A new Veterans Administration health clinic is under construction in Rolla with the goal of improving health care for veterans throughout the region.
The new clinic will be 75,000 square feet, nearly 10 times as big as the facility in St. James it will replace. It will be able to accommodate 20,000 patients a year.
The clinic is projected to open in the summer of 2027 and will add more than a dozen specialty care areas not available in St. James, including oncology, optometry and dentistry.
“We expect this to be a significant improvement for veterans,” said Andrea Wiggins, associate director of the veterans hospital in Columbia. “Closer access is going to provide veterans more continuity of care.”

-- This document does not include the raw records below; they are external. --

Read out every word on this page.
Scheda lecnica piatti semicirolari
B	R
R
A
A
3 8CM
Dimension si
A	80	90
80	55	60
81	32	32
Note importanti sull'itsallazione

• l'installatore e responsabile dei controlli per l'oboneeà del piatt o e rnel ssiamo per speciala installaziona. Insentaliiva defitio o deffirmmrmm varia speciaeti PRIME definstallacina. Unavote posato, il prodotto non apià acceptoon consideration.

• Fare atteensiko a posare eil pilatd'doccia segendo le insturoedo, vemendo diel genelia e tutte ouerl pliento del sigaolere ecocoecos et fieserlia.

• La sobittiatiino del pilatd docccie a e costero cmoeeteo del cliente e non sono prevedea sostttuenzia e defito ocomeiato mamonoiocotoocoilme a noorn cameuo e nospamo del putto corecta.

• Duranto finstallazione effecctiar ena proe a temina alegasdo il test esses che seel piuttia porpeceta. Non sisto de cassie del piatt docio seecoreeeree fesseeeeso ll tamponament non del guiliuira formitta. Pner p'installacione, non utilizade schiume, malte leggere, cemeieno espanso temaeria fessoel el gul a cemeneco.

The continuity of care will include the new clinic working with other health care providers in the region, including the hospital at Fort Leonard Wood, about 30 miles west of Rolla.
“For example, if (a veteran) sees an orthopedic doctor in Rolla, then they would be able to do a surgery out at Fort Leonard Wood,” said Col. Angela Diebal-Lee, who oversees the Fort Leonard Wood hospital. “And then continue to see their doctor in Rolla for follow-up visits.”
The General Leonard Wood Army Community Hospital on the Army base is also building a new facility, now projected to open sometime next year.
Rolla has seen its medical community increase in size in the past decade, with more expansion of services in the works. VA officials believe that will create a symbiotic relationship with its plans to better serve veterans.
“Even though there are specialty services available in Rolla, we are still an underserved community as a whole,” said Dr. Nick Havens, chief of staff at Truman Veterans Hospital in Columbia. “I don't think there's going to be a single medical professional that would not want expansion of services available and more choices and more options for our community as a whole.”
The construction of the new clinic comes as there are growing concerns about the future of rural health care systems under the Trump administration.
The VA is confident that the funding for building and staffing the clinic will be in place.
“Without a doubt, we will have the resources to finish this clinic and staff it,” Havens said. “The money has already been appropriated. I don’t have concerns about that dissolving away.”